最絕的是,現在掛在牆上的液晶電視只剩下一個支架,陽臺外的空調外機也被卸了,就連衛生間的智能馬桶蓋都被撬走了。
這是親戚?
這分明是蝗蟲!
我顫抖着手給大姑回撥電話。
“對不起,您撥打的用戶已關機。”
好,很好。
跑得了和尚跑不了廟。
我立馬給我媽打電話。
電話響了很久才接通,那頭傳來我媽睡意朦朧的聲音。
“妮兒啊,大半夜的幹啥呢?”
“媽,大姑一家跑了,你知道嗎?”
我媽沉默了兩秒,語氣變得吞吞吐吐。
“啊......那個,剛纔你大姑給我發信息了,說是有急事要走。你別急,都是一家人,他們還能坑你?”
我氣極反笑。
“沒坑我?房費欠了四萬八,房間裏像是炸過一樣,電視、空調、馬桶蓋全被偷了!媽,這就是你說的實在親戚?”
“哎呀!”
我媽在那頭急了。
“你說得那麼難聽幹啥?甚麼叫偷?那是借!你大姑說了,那個表弟要結婚,新房缺點家電,先拿去用用,回頭有錢了再給你買新的。”
我腦子嗡的一聲。
“借?不問自取視爲偷!而且他們把我的民宿搞成這樣,我以後怎麼做生意?”
“行了行了!”
我媽不耐煩地打斷我。
“多大點事啊,你也別報警,傳出去讓人笑話。
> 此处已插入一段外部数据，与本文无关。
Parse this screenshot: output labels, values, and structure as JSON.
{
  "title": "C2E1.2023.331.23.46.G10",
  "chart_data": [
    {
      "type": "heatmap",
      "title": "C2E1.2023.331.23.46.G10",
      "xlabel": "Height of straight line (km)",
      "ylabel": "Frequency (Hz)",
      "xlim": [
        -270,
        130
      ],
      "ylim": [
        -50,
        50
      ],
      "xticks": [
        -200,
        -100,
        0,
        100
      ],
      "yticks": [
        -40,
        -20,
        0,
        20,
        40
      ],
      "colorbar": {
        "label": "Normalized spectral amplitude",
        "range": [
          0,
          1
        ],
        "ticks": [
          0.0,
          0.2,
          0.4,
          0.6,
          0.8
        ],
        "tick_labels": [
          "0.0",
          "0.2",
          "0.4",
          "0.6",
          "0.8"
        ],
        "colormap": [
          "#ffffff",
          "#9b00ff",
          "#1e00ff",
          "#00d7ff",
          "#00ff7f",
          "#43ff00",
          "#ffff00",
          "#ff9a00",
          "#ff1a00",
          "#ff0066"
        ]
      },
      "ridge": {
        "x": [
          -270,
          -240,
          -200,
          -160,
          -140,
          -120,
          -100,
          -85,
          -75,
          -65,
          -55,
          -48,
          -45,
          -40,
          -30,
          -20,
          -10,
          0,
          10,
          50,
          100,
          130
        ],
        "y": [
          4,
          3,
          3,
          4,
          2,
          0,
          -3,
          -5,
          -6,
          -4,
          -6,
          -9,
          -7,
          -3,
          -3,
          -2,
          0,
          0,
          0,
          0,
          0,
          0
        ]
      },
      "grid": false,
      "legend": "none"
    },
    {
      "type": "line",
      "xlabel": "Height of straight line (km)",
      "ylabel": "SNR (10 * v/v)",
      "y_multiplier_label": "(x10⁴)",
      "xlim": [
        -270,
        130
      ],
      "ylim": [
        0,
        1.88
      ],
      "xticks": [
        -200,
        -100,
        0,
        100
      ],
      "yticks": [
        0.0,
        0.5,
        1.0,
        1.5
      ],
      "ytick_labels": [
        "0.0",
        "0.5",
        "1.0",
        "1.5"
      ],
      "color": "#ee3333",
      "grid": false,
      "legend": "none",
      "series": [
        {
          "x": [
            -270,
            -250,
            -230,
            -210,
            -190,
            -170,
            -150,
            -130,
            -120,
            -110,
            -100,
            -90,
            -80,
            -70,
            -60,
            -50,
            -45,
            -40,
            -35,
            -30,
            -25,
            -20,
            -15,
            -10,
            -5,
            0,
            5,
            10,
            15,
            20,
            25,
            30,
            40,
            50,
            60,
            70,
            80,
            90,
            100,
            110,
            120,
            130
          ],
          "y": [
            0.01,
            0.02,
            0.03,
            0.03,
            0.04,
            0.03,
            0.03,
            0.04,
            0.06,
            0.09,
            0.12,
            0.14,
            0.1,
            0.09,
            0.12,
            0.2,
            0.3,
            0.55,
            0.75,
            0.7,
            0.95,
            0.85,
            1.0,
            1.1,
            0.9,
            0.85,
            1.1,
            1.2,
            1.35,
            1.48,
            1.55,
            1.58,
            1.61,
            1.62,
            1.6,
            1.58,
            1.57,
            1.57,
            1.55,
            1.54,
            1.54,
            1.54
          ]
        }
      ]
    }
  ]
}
你大姑也不容易,你表弟好不容易找個對象,你這個當姐的就不能大度點?就當是隨份子了。”
隨份子?
我這兩年搭進去的水電費、伙食費,再加上這四萬八的房費和被偷的家電,這“份子錢”怕是有十萬了吧?
“媽,我就問你一句,他們去哪了?”
“我哪知道?你也別問了,喫虧是福,早點睡吧。”
說完,我媽直接掛了電話。
看着黑下去的手機屏幕,我站在一片狼藉的房間裏,冷風順着被拆掉空調的大洞呼呼往裏灌。
喫虧是福?
這福氣給你要不要?
我深吸一口氣,打開電腦,調出了店裏的監控備份。
視頻裏,凌晨一點。
大姑、大姑父、表弟、表弟媳,還有那兩個熊孩子,大包小包地往外搬東西。
大姑指揮着表弟拆空調,一邊拆還一邊罵。
“這破爛玩意兒死沉死沉的,也就是個二手貨,配不上我兒的新房。”
表弟媳抱着我的智能馬桶蓋,笑得合不攏嘴。
“媽,這東西好,我在網上看了,得好幾千呢。”
大姑父則是把店裏的備用被褥打包了三大麻袋,連前臺的一箱礦泉水都沒放過。
這一家子,那是連喫帶拿,一點活路都沒給我留。
我把視頻保存好,又打印了他們這兩年的入住登記表和欠款明細。
想跑?
沒那麼容易。
我發了一條朋友圈,配圖是那一屋子的狼藉和監控截圖,文案只有一句話。
【大姑一家五口,今夜連人帶物“借”走我店裏價值五萬的財物,另欠房費四萬八。限你們二十四小時內回來結賬還東西,否則,咱們派出所見。】
發完,我特意艾特了家族羣裏的所有人。